Investigating intracellular cholesterol distribution and trafficking using novel environment-sensitive cholesterol probes - supplementary instrumentation grant

Abstract Cholesterol (Chol) plays a key role for neuronal functionality and survival, the disruption of cellular Chol homeostasis has been linked to major neurodegenerative disorders including Parkinson’s disease, Huntington’s disease, and Alzheimer’s disease (AD). Cholesterol not only modifies the trafficking and cleavage of amyloid

precursor protein (APP) but also worsens the aggregation of β-amyloid peptides (Aβs) and Tau protein. Moreover, abnormality of membrane-embedded cholesterol can cause synaptic dysfunction by impairing the turnover of synaptic vesicles (SVs) and the activities of postsynaptic receptors. While the vast majority studies

have been focused on Chol’s cellular metabolism, more and more reports have suggested that intracellular Chol transport via membrane trafficking or newly discovered sterol transporters provides more local control of subcellular membrane cholesterol distribution than the global regulation of cholesterol metabolism. Studying

cholesterol transport, especially in live cells, requires fluorescent probes and imaging capability that can not only mimic membrane cholesterol but also distinguish the plasma membrane and intracellular compartments like endosomes. In this project we propose to develop a class of environment-sensitive fluorescent Chol probes

(CNDs) using 1,8-naphthalimide fluorophore and use them to elucidate the subcellular distribution and trafficking of Chol as well as its implication in AD pathogenesis. We will take a multidisciplinary strategy with advanced technologies including computational chemistry, chemical synthesis and live-cell imaging. Based on the modular

scaffold of our proposed probes, we will generate new CNDs with different properties.
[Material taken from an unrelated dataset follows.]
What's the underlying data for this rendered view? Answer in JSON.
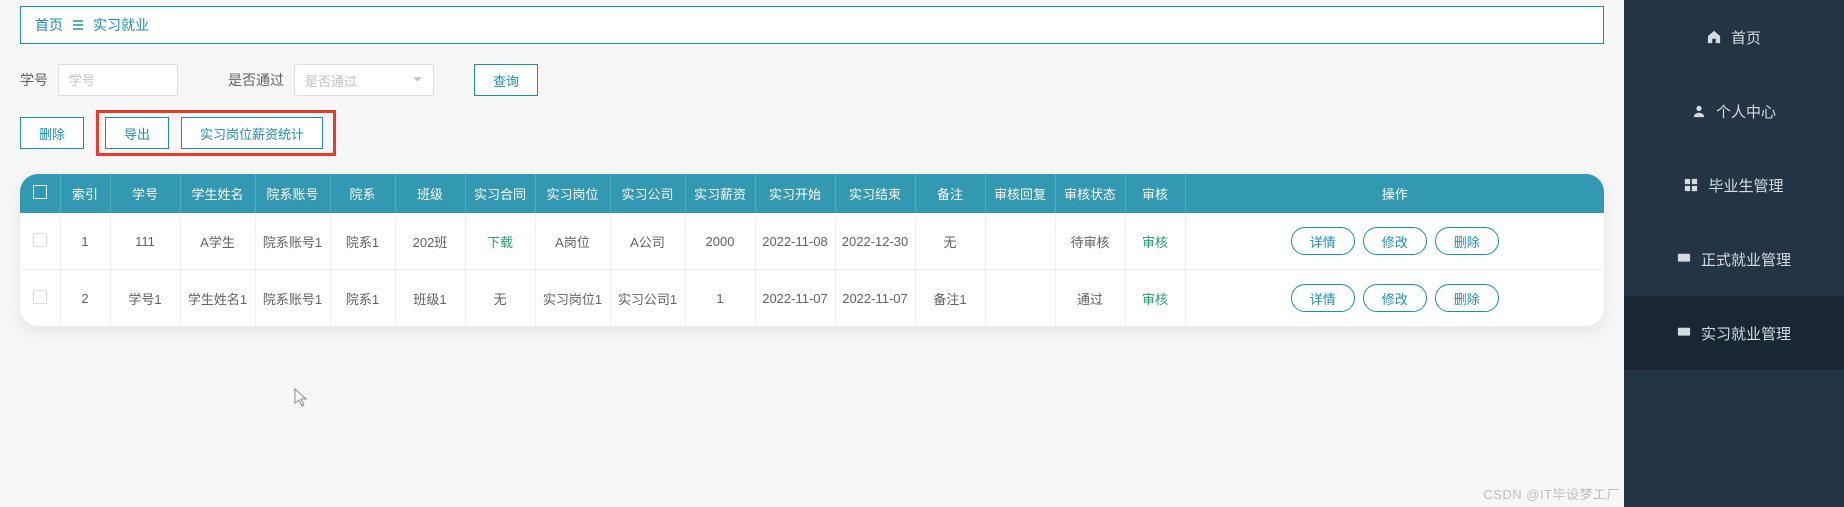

We will determine the uptake, distribution, and dispersion of selected CNDs in different cell types (3T3 fibroblast cells, astrocytes, and neurons) and different subcellular compartments (e.g., different organelles including endosomes, lysosomes and

lipid droplets) with high spatiotemporal precision. To study CNDs’ resemblance to endogenous Chol, we will ask how disrupting cellular processes and activity of proteins involved in Chol uptake, intracellular transport, sequestration, and dispersion will affect CNDs staining. Combining selected CNDs with spectrally separable

reporters for synaptic vesicles (SVs) and APP, we will study how Chol in different membrane compartments affect SV turnover, APP distribution and cleavage in major types of brain cells. Using transgenic methods, we will ask how APP and its major cleavage product affect mChol trafficking and homeostasis. Using

pharmacological inhibitors, we will ask how the secretase cleavages of APP affect mChol. Furthermore, we will ask how such altered mChol regulation associates with synaptic dysfunction and neuronal loss commonly found in AD. In summary, this project will rejuvenate the studies of membrane Chol and give the participating students

an interdisciplinary research experience.